Kindheart, Read “Obsessive Love”. The absolute main point of the book is that rejection fuels obsessive love. It also has some very helpful suggestions on how to combat the obsession and heal from rejection, and just recover from the whole ordeal. I think you’re doing great!

kindheart48
15 years ago

hey guys, thanks for all the support, it is just what i needed. Yes i’ve been thinking about choc truffles from France that you can get sesonally at a price club and how i can get ahold of them ahah. Im anxious about seeing the area manager tom and she’s a woman.. Think all i can say is work is good for me, im single woman and ineed my job thank you please. It’s a little daunting thinking aobut getting up early , what to wear, all the stress but everyone in my life including you gals all think it will be good for me so i think i will feel better about myself, all women where i work can be very caddy so im going to try and keep out of the gossip . Was in the bank the other day and one girl said the customers miss me tons so that’s a plus right there. love kindheart

kindheart48
15 years ago

Thanks Kim , ver a very long time i’ve been aware or tried to explain topeople that this has all gone back to rejection as it’s the same thing that happened with my first love who broke up with me. Im going to get that book or is it not a book as i welcome any help i can get to combat that terrible feeling that you want to anethisize that sets you up again to be rejected. Is it a book Kim ? kindheart

kim frederick
15 years ago

Yes Kindheart, it’s a book by Susan foreward, Ph.D. I read it several years ago but I remember that the basic tenant of the book being that rejection fuels obsessive love.

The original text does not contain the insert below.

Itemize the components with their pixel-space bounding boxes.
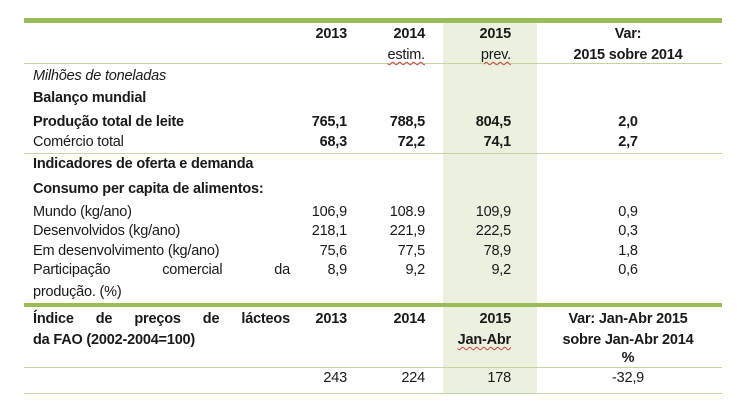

I hope it helps. Let me know.

Twice Betrayed
15 years ago

“rejection fuels obsessive love.”

Yes, it does. Very good book. We all want to be accepted and rejection causes us to feel insecure and unworthy. The single most thing I believe the P can hone in/focus on is insecurity. We ALL have insecurities including the P’s. However, they try not to ever let anyone get a glimpse of their weaknesses/insecurities for fear they will get back what they have used [in us] so unmercifully. That’s why they keep us seesawing on emotions…acceptance/worship and then rejection. It keeps us off balance never knowing where we stand and always serving them and after so much of this…we become brainwashed into believing their opinion of us creates our worth. Not so. Coming to realize OUR values and WHO WE ARE is our value and acceptance. As a friend of mine said regarding what my X hub said about me: “That’s just ONE man talking.”
The very first book I found/read that helped me greatly was a book by Susan Forward entitled “Men Who Hate Women, and The Women Who Love Them. This was the only book I found at the time on this….I was just becoming aware [at that time]…that these men do NOT really like women.

kim frederick
15 years ago

Yeah, TB, and that see-saw of emotions is soooo crazy making and miserable. I’m sooo glad to be out of my last relationship, and feel pretty good about not being in a new one at this time. I’ve spent most of my life in crazy relationships, it’s such a relief to take a breather. Hopefully, if I ever end -up in another relationship, I’ll be healthier myself, ie, self esteem, and all its’ trappings.

Peace to you TB and also to you, Kindheart.

Twice Betrayed
15 years ago

kim: You are so correct. I’ve been in a crazy relationship in some form all my life. I grew up with a brother that did not like females [he had 4 sisters, no brothers and my mom was very demanding/ controlling of him -saddling him with adult responsibility at a very young age]so he was very resentful at females. He never married and died at 58 in a tragic automobile accident. He was a very handsome, talented man…but very troubled and he projected and took out a lot of these issues on me since I was the very youngest. In some ways he was very good to me…and others very cruel…you know the score. From that root…I married two P’s over the years never realizing that females are not second rate humans…….was always brainwashed into believing we were. Things have changed for me. I know who I am now…and what I am valued as. For the first time in my life…I am truly free. I don’t really want to be in another marriage/relationship…I am too hurt. I cannot risk, at this time, any type of pain. I finally feel good and am not willing to risk any emotion. As Mark Twain said [I quote him a lot…I really like him]: “If a cat sits on a hot stove, he’ll never sit on another one….course he won’t ever sit on any stove again.” 😉

kim frederick
15 years ago

TB, love it!!

Yeah, I might very well opt out of stove sitting, too. We’ll see how it goes. I know I have no desire to sit on one at this point. I’m actually pretty happy.

TOWANDA!!!

Twice Betrayed
15 years ago

Kim: I totally relate!
Peace and hugs to you! 🙂

skylar
15 years ago

http://www.ptypes.com/inventives2.html

TB and Kim, about Mark Twain aka Sam Clemens….was he a narcissist?